Media’s specialist case

Walker Media is thought to be in line to pick up MFI’s 29m media
business (MW last week), leading many in the industry to suggest that
the agency’s success is, in part at least, down to its links with M&C
Saatchi, which has just won MFI’s advertis…

Walker Media is thought to be in line to pick up MFI’s £29m media business (MW last week), leading many in the industry to suggest that the agency’s success is, in part at least, down to its links with M&C Saatchi, which has just won MFI’s advertising account.

It is a suggestion that Christine Walker, the former chief executive of Zenith who left to set up on her own in 1997, roundly rejects.

M&C Saatchi now owns 75% of Walker Media – it was 50% when the agency launched – but Walker, who refuses to comment on the MFI rumour, claims that her agency is independent. “We are by miles the largest independent – bigger than many UK operations of global groups,” she says.

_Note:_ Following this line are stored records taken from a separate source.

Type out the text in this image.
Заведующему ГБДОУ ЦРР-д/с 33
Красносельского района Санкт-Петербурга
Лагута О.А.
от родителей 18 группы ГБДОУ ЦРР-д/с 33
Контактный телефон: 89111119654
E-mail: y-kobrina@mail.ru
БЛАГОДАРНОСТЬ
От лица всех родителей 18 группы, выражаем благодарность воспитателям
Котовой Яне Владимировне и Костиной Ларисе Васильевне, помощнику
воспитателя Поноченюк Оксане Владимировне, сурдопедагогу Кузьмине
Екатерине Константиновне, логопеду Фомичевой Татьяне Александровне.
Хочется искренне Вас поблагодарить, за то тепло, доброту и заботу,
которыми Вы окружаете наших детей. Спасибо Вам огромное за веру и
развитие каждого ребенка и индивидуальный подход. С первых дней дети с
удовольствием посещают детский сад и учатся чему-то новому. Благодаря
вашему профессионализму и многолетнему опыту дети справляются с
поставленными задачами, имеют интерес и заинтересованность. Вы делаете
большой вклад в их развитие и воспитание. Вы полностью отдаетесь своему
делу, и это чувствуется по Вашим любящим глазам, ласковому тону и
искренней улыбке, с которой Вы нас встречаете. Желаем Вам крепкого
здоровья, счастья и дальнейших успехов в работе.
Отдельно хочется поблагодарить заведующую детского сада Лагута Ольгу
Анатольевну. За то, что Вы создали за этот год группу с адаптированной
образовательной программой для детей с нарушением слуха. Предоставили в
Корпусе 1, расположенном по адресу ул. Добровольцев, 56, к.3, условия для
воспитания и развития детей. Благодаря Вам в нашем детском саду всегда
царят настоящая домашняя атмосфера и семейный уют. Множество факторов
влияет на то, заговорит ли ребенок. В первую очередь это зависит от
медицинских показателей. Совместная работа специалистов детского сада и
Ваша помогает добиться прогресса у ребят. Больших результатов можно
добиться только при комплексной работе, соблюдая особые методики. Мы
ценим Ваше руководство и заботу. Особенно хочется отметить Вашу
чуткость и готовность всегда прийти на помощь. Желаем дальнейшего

Carat, which bills itself as the biggest media independent in the world, might disagree, but Walker questions whether Carat itself is truly independent given that Vincent Bolloré, chairman of Havas, has a 29% stake in Carat’s parent company, Aegis.

John Ayling, chairman and managing director of John Ayling & Associates (JAA), which he set up in 1978, says there are “two and a half media independents” today – JAA, BLM and Walker Media (the half).

A better term, many argue, would be media specialists, as it incorporates agencies that are part of a bigger group but operate autonomously on a business level.

Daz Valladares, managing director of media agency BBVS, points out that smaller clients may be happier with specialists: “If you’re spending £200,000 to £1m, then you’re too small for the big shops, but you still need the same services – possibly more.”

BLM chief executive Steve Booth adds: “Simply not being owned by someone isn’t enough. It’s about having an attitude that’s independent in thought and deed and not being influenced by the corporate constraints of head office, so you can be a true partner to the client.”

Agencies hit back
The term media independent might have had more meaning when it was coined 30 years ago. Back then, creative agencies charged clients a flat 15% commission, which also covered buying media. The emerging media independents argued that they offered a better, more personal and completely independent service, because all they did was plan and buy media.

The creative agencies hit back, with the Institute of Practitioners in Advertising (IPA) putting all its weight behind a campaign to convince clients that they should stay with ad agencies’ media departments.

It all seems like ancient history now. Given that the average length of time a marketing director stays in a job now is just 18 months, the history of media buying in the 1970s has little relevance.

The IPA has long since given up trying to squash start-up media independents. Indeed, IPA president David Pattison was one of the founders of one of the “new wave” of media independents, Pattison Horswell Durden (PHD) back in 1990.

Global scale
Arguably, the only people left debating the role of media independents are the media independents themselves. But some of their arguments do still appear to have some resonance. Many clients want the international agencies to do mega deals. But while those deals may deliver cost savings on a global scale, there is still a sizeable niche on a local level that looks set to keep media independents going for some time yet.